In Chapter 27 of the Lotus Sutra, another narrative identifies Medicine King and Medicine Superior as the two sons, Pure-Eye and Pure-Treasury, of King Wonderful-Adornment and Queen Pure-Virtue. Through their efforts, they converted their father to the Dharma while receiving the teaching of the buddha Cloud-Thunder-Sound-Star-King-Flower-Wisdom.

=== Other Traditions ===
Another origin story relates that in the distant past, during the age of semblance dharma following the nirvana of Radiant-Lapis Tathāgata, a layman named Starlight offered Himalayan medicines to the monk Sun-Treasury and vowed to free beings from disease. His brother Lightning Bright also made offerings and aspired to Buddhahood. The assembly praised them as Medicine King and Medicine Superior, names they carried across kalpas until their vows were fulfilled, with Medicine King destined to become Tathāgata Pure-Eye and Medicine Superior to become Tathāgata Pure-Treasury.

== Iconography ==
Medicine King Bodhisattva is usually depicted wearing a jeweled crown, the left hand at the waist in a fist, and the right hand raised at the chest holding a medicinal plant. His samaya attribute is a medicinal herb or a lotus flower.
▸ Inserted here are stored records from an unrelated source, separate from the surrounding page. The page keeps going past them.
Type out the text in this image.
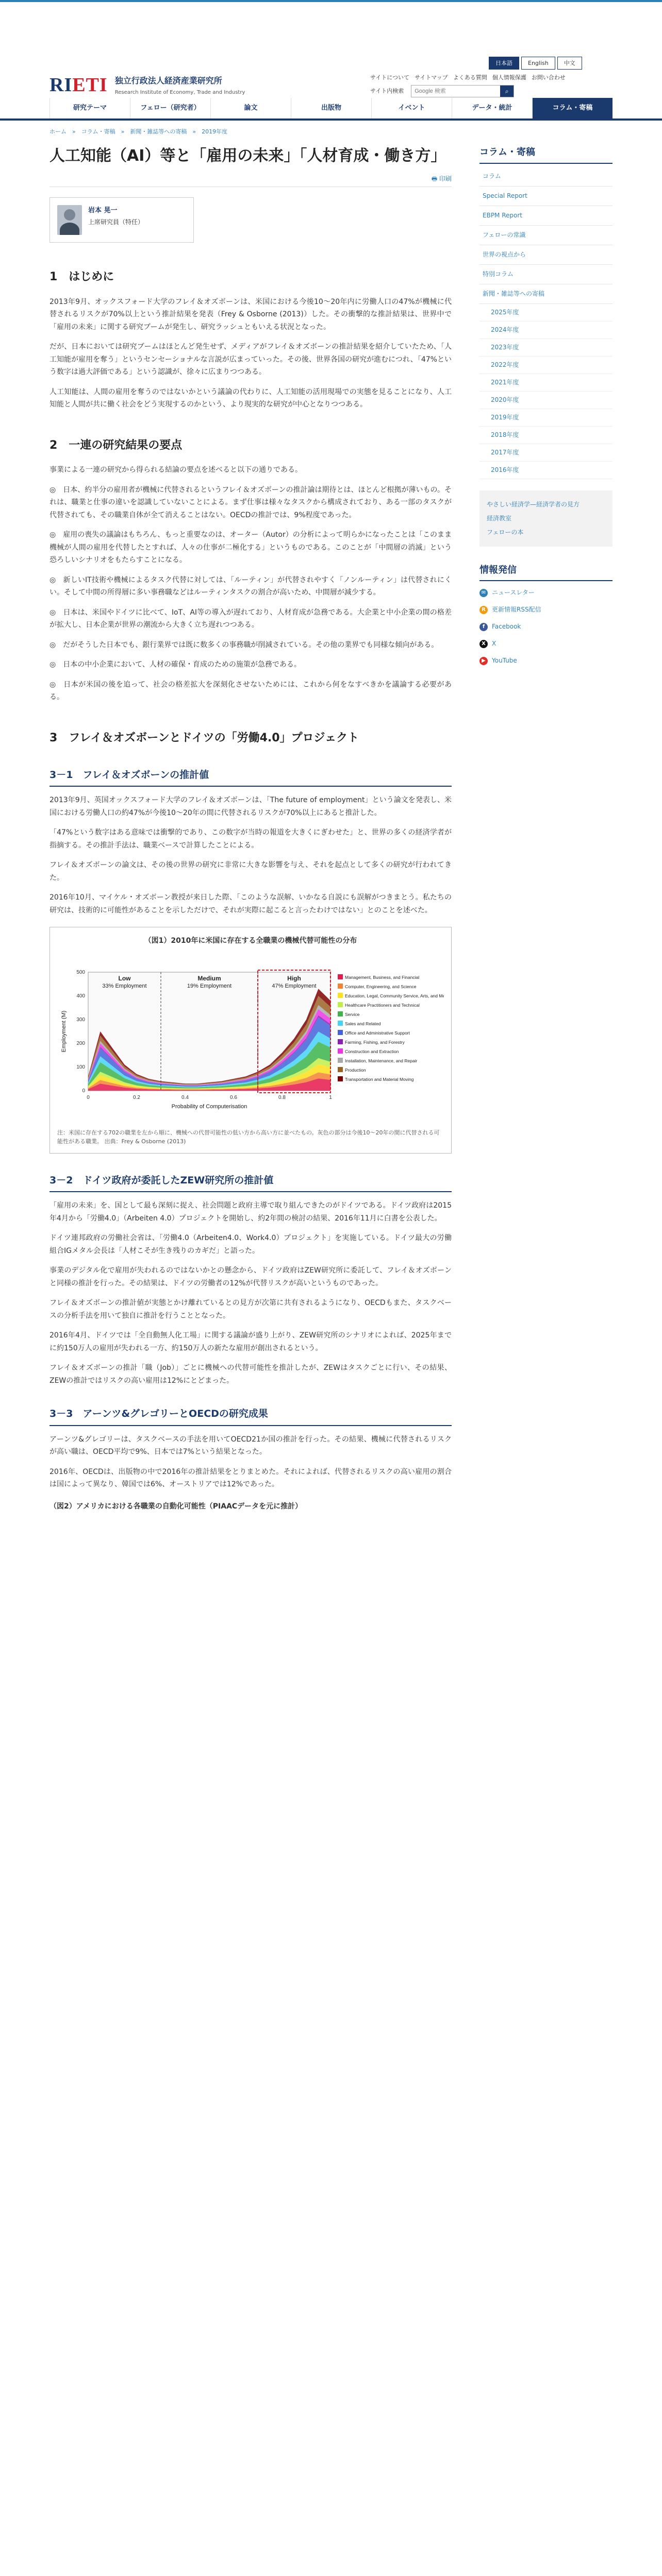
RIETI 独立行政法人経済産業研究所
Research Institute of Economy, Trade and Industry
日本語	English	中文
サイトについて サイトマップ よくある質問 個人情報保護 お問い合わせ
サイト内検索
Google 検索	⌕
研究テーマ	フェロー（研究者）	論文	出版物	イベント	データ・統計	コラム・寄稿
ホーム　»　コラム・寄稿　»　新聞・雑誌等への寄稿　»　2019年度
人工知能（AI）等と「雇用の未来」「人材育成・働き方」
🖶 印刷
岩本 晃一
上席研究員（特任）
1　はじめに

2013年9月、オックスフォード大学のフレイ＆オズボーンは、米国における今後10〜20年内に労働人口の47%が機械に代替されるリスクが70%以上という推計結果を発表（Frey & Osborne (2013)）した。その衝撃的な推計結果は、世界中で「雇用の未来」に関する研究ブームが発生し、研究ラッシュともいえる状況となった。

だが、日本においては研究ブームはほとんど発生せず、メディアがフレイ＆オズボーンの推計結果を紹介していたため、「人工知能が雇用を奪う」というセンセーショナルな言説が広まっていった。その後、世界各国の研究が進むにつれ、「47%という数字は過大評価である」という認識が、徐々に広まりつつある。

人工知能は、人間の雇用を奪うのではないかという議論の代わりに、人工知能の活用現場での実態を見ることになり、人工知能と人間が共に働く社会をどう実現するのかという、より現実的な研究が中心となりつつある。

2　一連の研究結果の要点

事業による一連の研究から得られる結論の要点を述べると以下の通りである。

◎　日本、約半分の雇用者が機械に代替されるというフレイ＆オズボーンの推計論は期待とは、ほとんど根拠が薄いもの。それは、職業と仕事の違いを認識していないことによる。まず仕事は様々なタスクから構成されており、ある一部のタスクが代替されても、その職業自体が全て消えることはない。OECDの推計では、9%程度であった。

◎　雇用の喪失の議論はもちろん、もっと重要なのは、オーター（Autor）の分析によって明らかになったことは「このまま機械が人間の雇用を代替したとすれば、人々の仕事が二極化する」というものである。このことが「中間層の消滅」という恐ろしいシナリオをもたらすことになる。

◎　新しいIT技術や機械によるタスク代替に対しては、「ルーティン」が代替されやすく「ノンルーティン」は代替されにくい。そして中間の所得層に多い事務職などはルーティンタスクの割合が高いため、中間層が減少する。

◎　日本は、米国やドイツに比べて、IoT、AI等の導入が遅れており、人材育成が急務である。大企業と中小企業の間の格差が拡大し、日本企業が世界の潮流から大きく立ち遅れつつある。

◎　だがそうした日本でも、銀行業界では既に数多くの事務職が削減されている。その他の業界でも同様な傾向がある。

◎　日本の中小企業において、人材の確保・育成のための施策が急務である。

◎　日本が米国の後を追って、社会の格差拡大を深刻化させないためには、これから何をなすべきかを議論する必要がある。

3　フレイ＆オズボーンとドイツの「労働4.0」プロジェクト
3－1　フレイ＆オズボーンの推計値

2013年9月、英国オックスフォード大学のフレイ＆オズボーンは、「The future of employment」という論文を発表し、米国における労働人口の約47%が今後10〜20年の間に代替されるリスクが70%以上にあると推計した。

「47%という数字はある意味では衝撃的であり、この数字が当時の報道を大きくにぎわせた」と、世界の多くの経済学者が指摘する。その推計手法は、職業ベースで計算したことによる。

フレイ＆オズボーンの論文は、その後の世界の研究に非常に大きな影響を与え、それを起点として多くの研究が行われてきた。

2016年10月、マイケル・オズボーン教授が来日した際、「このような誤解、いかなる自説にも誤解がつきまとう。私たちの研究は、技術的に可能性があることを示しただけで、それが実際に起こると言ったわけではない」とのことを述べた。

（図1）2010年に米国に存在する全職業の機械代替可能性の分布
Low
33% Employment
Medium
19% Employment
High
47% Employment
0	0.2	0.4	0.6	0.8	1
0
100
200
300
400
500
Probability of Computerisation
Employment (M)
Management, Business, and Financial
Computer, Engineering, and Science
Education, Legal, Community Service, Arts, and Media
Healthcare Practitioners and Technical
Service
Sales and Related
Office and Administrative Support
Farming, Fishing, and Forestry
Construction and Extraction
Installation, Maintenance, and Repair
Production
Transportation and Material Moving
注：米国に存在する702の職業を左から順に、機械への代替可能性の低い方から高い方に並べたもの。灰色の部分は今後10〜20年の間に代替される可能性がある職業。 出典：Frey & Osborne (2013)
3－2　ドイツ政府が委託したZEW研究所の推計値

「雇用の未来」を、国として最も深刻に捉え、社会問題と政府主導で取り組んできたのがドイツである。ドイツ政府は2015年4月から「労働4.0」（Arbeiten 4.0）プロジェクトを開始し、約2年間の検討の結果、2016年11月に白書を公表した。

ドイツ連邦政府の労働社会省は、「労働4.0（Arbeiten4.0、Work4.0）プロジェクト」を実施している。ドイツ最大の労働組合IGメタル会長は「人材こそが生き残りのカギだ」と語った。

事業のデジタル化で雇用が失われるのではないかとの懸念から、ドイツ政府はZEW研究所に委託して、フレイ＆オズボーンと同様の推計を行った。その結果は、ドイツの労働者の12%が代替リスクが高いというものであった。

フレイ＆オズボーンの推計値が実態とかけ離れているとの見方が次第に共有されるようになり、OECDもまた、タスクベースの分析手法を用いて独自に推計を行うこととなった。

2016年4月、ドイツでは「全自動無人化工場」に関する議論が盛り上がり、ZEW研究所のシナリオによれば、2025年までに約150万人の雇用が失われる一方、約150万人の新たな雇用が創出されるという。

フレイ＆オズボーンの推計「職（Job）」ごとに機械への代替可能性を推計したが、ZEWはタスクごとに行い、その結果、ZEWの推計ではリスクの高い雇用は12%にとどまった。

3－3　アーンツ&グレゴリーとOECDの研究成果

アーンツ&グレゴリーは、タスクベースの手法を用いてOECD21か国の推計を行った。その結果、機械に代替されるリスクが高い職は、OECD平均で9%、日本では7%という結果となった。

2016年、OECDは、出版物の中で2016年の推計結果をとりまとめた。それによれば、代替されるリスクの高い雇用の割合は国によって異なり、韓国では6%、オーストリアでは12%であった。

（図2）アメリカにおける各職業の自動化可能性（PIAACデータを元に推計）
コラム・寄稿
コラム
Special Report
EBPM Report
フェローの常識
世界の視点から
特別コラム
新聞・雑誌等への寄稿
2025年度
2024年度
2023年度
2022年度
2021年度
2020年度
2019年度
2018年度
2017年度
2016年度
やさしい経済学—経済学者の見方
経済教室
フェローの本
情報発信
✉ ニュースレター
R	更新情報RSS配信
f	Facebook
X	X
▶	YouTube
Texts describe his body as twelve yojanas in height, radiant with purple-gold light, possessing the thirty-two marks and eighty secondary features of a Buddha. From the crown protuberance arise fourteen jewels, each with fourteen facets and flowers, reflecting Buddhas of the ten directions. From the white tuft between his brows shines a crystal light, and jewels rain from the tips of his fingers.

== Veneration ==
In the Medicine Master Sutra, Medicine King is one of the eight great bodhisattvas in the retinue of Bhaiṣajyaguru.

In Chinese Buddhism, legendary physicians such as Shennong, Qibo, Bian Que, Dong Feng, Hua Tuo, Sun Simiao, and Wu Tao have been identified as incarnations of Medicine King Bodhisattva. Some regional temples thus enshrine him in the form of a middle-aged man wearing Hanfu.